Toyota has revealed new details about its first bespoke electric car – the bZ4X.
The midsize crossover EV is due to get a 300-mile range from a 71 kWh battery and a new steer-by-wire system. The bZ4X is due to go on sale in the middle of next year in the US, Europe, Japan, and China.
The bZ4X is also apparently capable of charging with up to 150 kW DC chargers, meaning 80% charge can be had in 30 minutes. The car’s platform was jointly developed with Subaru and allows the bZ4X to store its batteries low and flat within the car.
Some bZ4X models come with a new steer-by-wire system and an unusual square steering wheel – similar to the Tesla Model S Plaid’s. Toyota reckons that this will reduce driver burden by removing the need to change grips when steering. A quick lock-to-lock should ensure this but the move hasn’t proved universally popular in similar Teslas.

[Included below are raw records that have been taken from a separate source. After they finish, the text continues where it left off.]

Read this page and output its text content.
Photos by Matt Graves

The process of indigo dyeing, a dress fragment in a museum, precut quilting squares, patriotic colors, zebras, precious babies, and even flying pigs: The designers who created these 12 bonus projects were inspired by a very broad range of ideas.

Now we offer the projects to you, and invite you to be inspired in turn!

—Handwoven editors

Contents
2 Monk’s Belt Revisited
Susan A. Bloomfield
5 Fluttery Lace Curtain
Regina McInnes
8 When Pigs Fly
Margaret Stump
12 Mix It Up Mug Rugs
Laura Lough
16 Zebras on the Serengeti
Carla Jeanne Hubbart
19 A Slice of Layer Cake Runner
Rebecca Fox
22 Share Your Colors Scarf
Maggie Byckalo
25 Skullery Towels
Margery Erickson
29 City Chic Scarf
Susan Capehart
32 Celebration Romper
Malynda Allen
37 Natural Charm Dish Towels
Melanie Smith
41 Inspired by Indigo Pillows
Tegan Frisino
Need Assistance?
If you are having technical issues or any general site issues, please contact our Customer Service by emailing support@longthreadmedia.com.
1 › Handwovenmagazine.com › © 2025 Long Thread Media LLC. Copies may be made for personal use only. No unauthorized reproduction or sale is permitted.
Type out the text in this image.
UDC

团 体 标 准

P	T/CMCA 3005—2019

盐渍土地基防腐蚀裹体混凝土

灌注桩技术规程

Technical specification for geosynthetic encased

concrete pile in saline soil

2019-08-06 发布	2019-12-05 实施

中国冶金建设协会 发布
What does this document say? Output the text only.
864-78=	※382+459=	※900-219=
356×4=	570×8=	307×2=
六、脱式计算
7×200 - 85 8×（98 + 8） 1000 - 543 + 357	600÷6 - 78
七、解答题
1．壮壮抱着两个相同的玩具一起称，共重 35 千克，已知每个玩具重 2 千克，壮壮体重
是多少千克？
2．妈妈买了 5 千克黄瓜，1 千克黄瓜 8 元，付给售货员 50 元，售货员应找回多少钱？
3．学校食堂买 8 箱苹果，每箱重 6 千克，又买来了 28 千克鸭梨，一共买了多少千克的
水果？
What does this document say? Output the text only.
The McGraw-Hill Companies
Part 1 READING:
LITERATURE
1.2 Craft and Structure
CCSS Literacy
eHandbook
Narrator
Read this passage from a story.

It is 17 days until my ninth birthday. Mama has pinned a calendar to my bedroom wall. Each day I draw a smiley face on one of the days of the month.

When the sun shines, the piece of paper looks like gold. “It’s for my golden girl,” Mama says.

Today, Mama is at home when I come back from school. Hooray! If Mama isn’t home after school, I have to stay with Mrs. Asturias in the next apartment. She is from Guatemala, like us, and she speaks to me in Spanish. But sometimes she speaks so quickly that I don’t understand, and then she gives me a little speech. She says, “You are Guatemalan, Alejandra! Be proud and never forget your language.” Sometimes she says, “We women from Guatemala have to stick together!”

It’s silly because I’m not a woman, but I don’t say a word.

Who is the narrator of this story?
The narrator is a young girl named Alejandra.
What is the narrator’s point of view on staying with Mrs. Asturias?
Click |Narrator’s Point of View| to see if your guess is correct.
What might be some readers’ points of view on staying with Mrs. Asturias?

The bZ4X uses cloud-based navigation that can highlight charging stations and projected driving ranges. Voice-recognition is built-in, allowing the driver to operate the wipers and air conditioning without moving a finger.
Over-the-air software updates are available to improve performance, safety features, and multimedia systems without the need to visit a dealership. Similarly, digital keys are available for the bZ4X, allowing drivers to unlock and start their cars with their phones. Digital keys can be handed over between smartphones, making it easy for family and friends to borrow and lend vehicles remotely.
Some models will also come with a roof-mounted solar panel. Toyota reckons that these will generate electricity equivalent to 1,800 km of driving distance per year.
The bZ4X will also come with an improved version of Toyota Safety Sense. It uses millimetre wave radar and a “monocular camera” to expand the detection range in front of the car and prevent accidents.
All told, the bZ4X is a bold statement from Toyota, incorporating lots of advanced tech in a new platform. Whether consumers will take to all these changes, however, remains to be seen.